Mad Men – Guy Walks Into an Advertising Agency (3.06)

Lane annonce que des représentants de l’entreprise arrivent de Londres pour une visite d’inspection. Entre inquiétude et espoir, les employés de Sterling Cooper se préparent. Chez les Draper, Sally se montre distante de son nouveau frère.

L’univers de Sterling Cooper est au bord d’un séisme totalement imprévisible quand débute l’épisode. Une fois arrivé au bout, et bien, laissons Lane Pryce le dire lui-même – en référence à Tom Sawyer:

Lane : I feel like I just went to my own funeral, and I didn’t like the eulogy.

Tout commence par l’annonce-surprise d’une visite des pontes britanniques, Harold Ford, Saint-John Powell et le jeune Guy MacKendrick. De quoi inquiéter après toute la réorganisation qu’il y a eu, mais Cooper voit ça autrement – persuadé que c’est l’heure de gloire pour Don. Étrangement, cela ne sonnait pas très juste. Certainement trop beau pour être vrai. Et puis, il n’est pas venu énormément de bonnes choses du vieux continent depuis le rachat.

Bref, désormais que l’on a bien établi que l’avenir de Sterling Cooper était devenu l’un des moteurs de la saison, on ne peut que ressentir un peu d’appréhension à chaque fois qu’un changement se prépare et c’est là-dessus que le suspens de l’épisode va se fonder. Une bonne chose, car de cette manière, la majorité des personnages se retrouve simultanément au cœur de la tempête.
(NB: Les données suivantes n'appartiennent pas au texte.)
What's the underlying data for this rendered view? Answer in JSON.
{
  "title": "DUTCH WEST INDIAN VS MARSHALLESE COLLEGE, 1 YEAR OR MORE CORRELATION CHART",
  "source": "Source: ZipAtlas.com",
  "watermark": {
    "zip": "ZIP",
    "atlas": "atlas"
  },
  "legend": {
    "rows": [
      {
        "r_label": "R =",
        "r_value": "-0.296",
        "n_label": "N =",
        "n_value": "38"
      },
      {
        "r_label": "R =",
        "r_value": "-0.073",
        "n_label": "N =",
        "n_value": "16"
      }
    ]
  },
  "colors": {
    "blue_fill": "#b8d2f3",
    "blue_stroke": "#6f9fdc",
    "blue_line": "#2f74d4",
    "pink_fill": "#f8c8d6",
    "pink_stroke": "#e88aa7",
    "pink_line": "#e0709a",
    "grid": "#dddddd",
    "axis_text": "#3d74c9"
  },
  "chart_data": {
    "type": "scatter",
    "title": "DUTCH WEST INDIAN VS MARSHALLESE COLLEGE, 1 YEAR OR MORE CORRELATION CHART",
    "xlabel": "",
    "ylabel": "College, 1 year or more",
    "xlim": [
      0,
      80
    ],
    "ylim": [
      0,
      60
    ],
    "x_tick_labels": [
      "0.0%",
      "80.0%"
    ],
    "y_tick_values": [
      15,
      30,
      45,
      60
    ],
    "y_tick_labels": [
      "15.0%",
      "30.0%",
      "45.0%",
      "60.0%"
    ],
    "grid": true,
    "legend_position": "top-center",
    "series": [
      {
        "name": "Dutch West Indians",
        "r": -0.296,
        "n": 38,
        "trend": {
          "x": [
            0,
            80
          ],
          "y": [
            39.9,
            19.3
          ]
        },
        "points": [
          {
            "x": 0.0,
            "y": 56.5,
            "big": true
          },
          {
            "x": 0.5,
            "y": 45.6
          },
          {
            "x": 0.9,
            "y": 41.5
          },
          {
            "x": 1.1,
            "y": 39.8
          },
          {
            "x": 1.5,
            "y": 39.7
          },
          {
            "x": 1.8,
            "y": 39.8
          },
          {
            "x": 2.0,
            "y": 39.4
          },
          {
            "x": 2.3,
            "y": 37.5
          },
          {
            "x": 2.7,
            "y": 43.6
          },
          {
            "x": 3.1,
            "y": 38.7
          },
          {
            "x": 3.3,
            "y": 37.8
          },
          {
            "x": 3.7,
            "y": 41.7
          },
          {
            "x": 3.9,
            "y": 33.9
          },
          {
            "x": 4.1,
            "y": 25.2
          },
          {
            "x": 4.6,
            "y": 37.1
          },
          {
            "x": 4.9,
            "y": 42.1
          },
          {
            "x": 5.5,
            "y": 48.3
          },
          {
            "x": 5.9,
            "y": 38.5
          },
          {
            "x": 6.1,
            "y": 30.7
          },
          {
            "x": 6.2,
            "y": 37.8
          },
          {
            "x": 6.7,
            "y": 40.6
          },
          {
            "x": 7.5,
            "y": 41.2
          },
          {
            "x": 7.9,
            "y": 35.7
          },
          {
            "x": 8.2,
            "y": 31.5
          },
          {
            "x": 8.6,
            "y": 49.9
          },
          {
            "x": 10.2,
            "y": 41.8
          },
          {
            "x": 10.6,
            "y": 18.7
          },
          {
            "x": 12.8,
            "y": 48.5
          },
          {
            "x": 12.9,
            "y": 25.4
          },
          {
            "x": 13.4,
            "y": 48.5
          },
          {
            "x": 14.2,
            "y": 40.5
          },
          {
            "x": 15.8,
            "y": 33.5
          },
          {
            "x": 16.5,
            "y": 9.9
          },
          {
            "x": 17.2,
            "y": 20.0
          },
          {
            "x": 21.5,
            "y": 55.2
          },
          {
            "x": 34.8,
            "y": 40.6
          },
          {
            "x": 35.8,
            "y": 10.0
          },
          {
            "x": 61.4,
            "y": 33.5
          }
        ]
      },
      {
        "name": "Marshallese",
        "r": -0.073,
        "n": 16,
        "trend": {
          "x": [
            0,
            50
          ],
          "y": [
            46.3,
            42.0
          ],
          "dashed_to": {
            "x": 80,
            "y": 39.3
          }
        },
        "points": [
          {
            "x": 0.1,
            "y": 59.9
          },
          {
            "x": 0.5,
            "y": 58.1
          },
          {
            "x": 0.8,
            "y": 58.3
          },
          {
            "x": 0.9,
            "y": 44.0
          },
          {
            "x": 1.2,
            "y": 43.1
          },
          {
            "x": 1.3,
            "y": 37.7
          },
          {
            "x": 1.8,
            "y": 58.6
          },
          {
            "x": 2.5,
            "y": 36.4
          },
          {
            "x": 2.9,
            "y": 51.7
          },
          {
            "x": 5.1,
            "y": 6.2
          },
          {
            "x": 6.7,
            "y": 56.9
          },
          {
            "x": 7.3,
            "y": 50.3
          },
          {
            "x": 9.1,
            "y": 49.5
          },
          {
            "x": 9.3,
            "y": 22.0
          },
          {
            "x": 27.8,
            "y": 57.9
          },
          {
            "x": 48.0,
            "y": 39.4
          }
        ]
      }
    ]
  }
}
Bien entendu, une fois que les cartes sont dévoilées, tout le monde en prend pour son matricule, en particulier Don et Roger – ce dernier ayant même été oublié par accident dans la nouvelle organisation. Bref, c’est la crise, mais, alors que l’on croit que c’est terminé, tout se voit de nouveau chamboulé. On perd nos repères. Qui va faire quoi, quand et où ? Il va peut-être être nécessaire de remettre à plat tout ça rapidement. Quoi qu’il en soit, plus que les personnages, nous sommes ballottés dans tous les sens, totalement impuissants, même si on ne peut que ressentir la maitrise scénaristique derrière tout cela.

Si une fois de plus au cours de cette saison, les ressorts dramatiques reposent avant tout sur ce qui est le plus tangible, il reste encore en arrière plan des non-dits qui vont alourdir l’atmosphère. Il n’est plus question des secrets de Don, mais de la vie en déconstruction de Joan. Elle qui allait avoir tout ce qu’elle voulait – lui rappelle douloureusement Peggy –, elle se retrouve à perdre ce qu’elle aimait pour se diriger vers un avenir incertain. Son mari n’est pas près de lui donner ce qu’il était censé apporter dans leur mariage. Pire, il pourrait bien l’arracher de New York. Étrangement, alors que Peggy avoue qu’elle ne pourra jamais devenir Joan, cette dernière pourrait bien devenir ce que Peggy fuyait. Après 10 ans chez Sterling Cooper, elle s’en va le cœur lourd.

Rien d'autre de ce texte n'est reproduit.